# The Perks of Being a Wallflower



## Kittie (Oct 16, 2003)

I have only read passages of this book.  But the passages hooked me.  Unfortunately, the book wasn't mine.  I couldn't continue what I started.  I guess it was the structure of the book that was most intriguing... a series of letters written to "Friend."  Have there been other books published with this sort of structure?  And has anyone read this book?  

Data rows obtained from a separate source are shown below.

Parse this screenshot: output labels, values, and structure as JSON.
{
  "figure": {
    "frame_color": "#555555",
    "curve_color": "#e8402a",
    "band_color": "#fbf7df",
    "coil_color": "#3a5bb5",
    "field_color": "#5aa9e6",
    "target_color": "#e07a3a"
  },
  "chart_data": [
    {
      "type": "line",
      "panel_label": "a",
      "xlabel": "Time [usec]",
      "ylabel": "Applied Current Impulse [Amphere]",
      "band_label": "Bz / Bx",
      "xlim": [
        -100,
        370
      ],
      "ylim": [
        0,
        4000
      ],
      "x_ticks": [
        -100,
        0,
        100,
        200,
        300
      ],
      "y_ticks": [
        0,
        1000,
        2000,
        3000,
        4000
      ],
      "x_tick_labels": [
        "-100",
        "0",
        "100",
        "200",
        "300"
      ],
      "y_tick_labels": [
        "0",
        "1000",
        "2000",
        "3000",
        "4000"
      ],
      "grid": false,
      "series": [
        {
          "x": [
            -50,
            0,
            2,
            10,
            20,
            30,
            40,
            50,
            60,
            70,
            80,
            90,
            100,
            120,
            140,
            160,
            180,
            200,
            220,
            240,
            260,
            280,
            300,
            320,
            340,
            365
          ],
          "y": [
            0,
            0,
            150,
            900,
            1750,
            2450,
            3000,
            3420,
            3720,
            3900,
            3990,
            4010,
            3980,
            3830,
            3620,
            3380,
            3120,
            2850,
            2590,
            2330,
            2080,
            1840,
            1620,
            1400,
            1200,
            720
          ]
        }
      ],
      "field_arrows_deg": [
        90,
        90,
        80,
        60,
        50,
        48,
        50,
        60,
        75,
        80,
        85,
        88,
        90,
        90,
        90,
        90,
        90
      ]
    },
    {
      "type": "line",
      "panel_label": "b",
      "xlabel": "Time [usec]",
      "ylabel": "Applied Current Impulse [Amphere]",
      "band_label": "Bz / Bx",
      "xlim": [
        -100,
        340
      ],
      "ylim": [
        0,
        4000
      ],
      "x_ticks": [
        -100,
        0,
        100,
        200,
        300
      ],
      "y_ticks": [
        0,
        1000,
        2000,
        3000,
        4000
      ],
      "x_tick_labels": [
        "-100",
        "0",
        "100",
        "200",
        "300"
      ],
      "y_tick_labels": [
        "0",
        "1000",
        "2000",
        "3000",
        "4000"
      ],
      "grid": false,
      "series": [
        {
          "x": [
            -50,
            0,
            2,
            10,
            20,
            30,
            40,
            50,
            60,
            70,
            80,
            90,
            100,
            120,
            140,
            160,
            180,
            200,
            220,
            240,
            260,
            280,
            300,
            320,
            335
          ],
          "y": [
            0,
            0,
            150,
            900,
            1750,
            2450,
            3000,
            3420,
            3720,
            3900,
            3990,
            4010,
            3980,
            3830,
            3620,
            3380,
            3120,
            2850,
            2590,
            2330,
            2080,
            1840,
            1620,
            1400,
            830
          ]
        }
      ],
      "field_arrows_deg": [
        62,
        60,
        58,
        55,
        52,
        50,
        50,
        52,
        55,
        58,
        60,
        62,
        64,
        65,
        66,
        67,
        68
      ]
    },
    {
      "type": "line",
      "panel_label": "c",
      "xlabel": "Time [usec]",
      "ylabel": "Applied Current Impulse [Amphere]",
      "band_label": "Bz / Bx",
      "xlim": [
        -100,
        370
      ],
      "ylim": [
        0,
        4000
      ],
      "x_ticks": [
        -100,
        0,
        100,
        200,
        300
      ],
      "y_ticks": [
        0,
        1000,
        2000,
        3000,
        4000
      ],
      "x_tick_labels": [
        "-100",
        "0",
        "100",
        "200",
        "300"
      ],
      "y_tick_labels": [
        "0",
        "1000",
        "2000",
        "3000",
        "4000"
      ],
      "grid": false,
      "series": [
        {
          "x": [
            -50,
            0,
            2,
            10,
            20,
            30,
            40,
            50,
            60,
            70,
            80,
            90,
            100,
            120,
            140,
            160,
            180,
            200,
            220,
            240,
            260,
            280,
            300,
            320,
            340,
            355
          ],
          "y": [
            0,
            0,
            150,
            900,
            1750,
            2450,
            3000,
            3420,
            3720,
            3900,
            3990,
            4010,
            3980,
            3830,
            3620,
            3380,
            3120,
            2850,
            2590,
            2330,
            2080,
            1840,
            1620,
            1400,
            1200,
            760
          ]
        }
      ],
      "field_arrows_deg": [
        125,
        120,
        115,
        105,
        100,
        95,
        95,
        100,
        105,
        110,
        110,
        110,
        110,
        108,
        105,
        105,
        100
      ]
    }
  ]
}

The title was just stuck in my head tonight and I wondered if others lauded or lambasted it!


----------



## Lucky19 (Feb 11, 2004)

Perks Being Wallflower Audio Book
The Perks of Being a Wallflower audio book. Download ... Click Here The Perks
of Being a Wallflower is now available as an audio book. The ... 
www.audio-book.ws/books/perks-being-wallflower.php - 21k - Cached - Similar pages

..thought u might be interested ?..


----------



## WendyMarie (Feb 11, 2004)

I read that book, and I really enjoyed it you, you should definately take time to read the whole thing, I think you would enjoy it.


----------



## overheadalbatross (Apr 21, 2004)

If you like "Perks," you should try "Go Ask Alice." It's the diary of an anonymous girl whose life begins going downhill, she turns to drugs, runs from home, etc. One of my favorite books of all time.


----------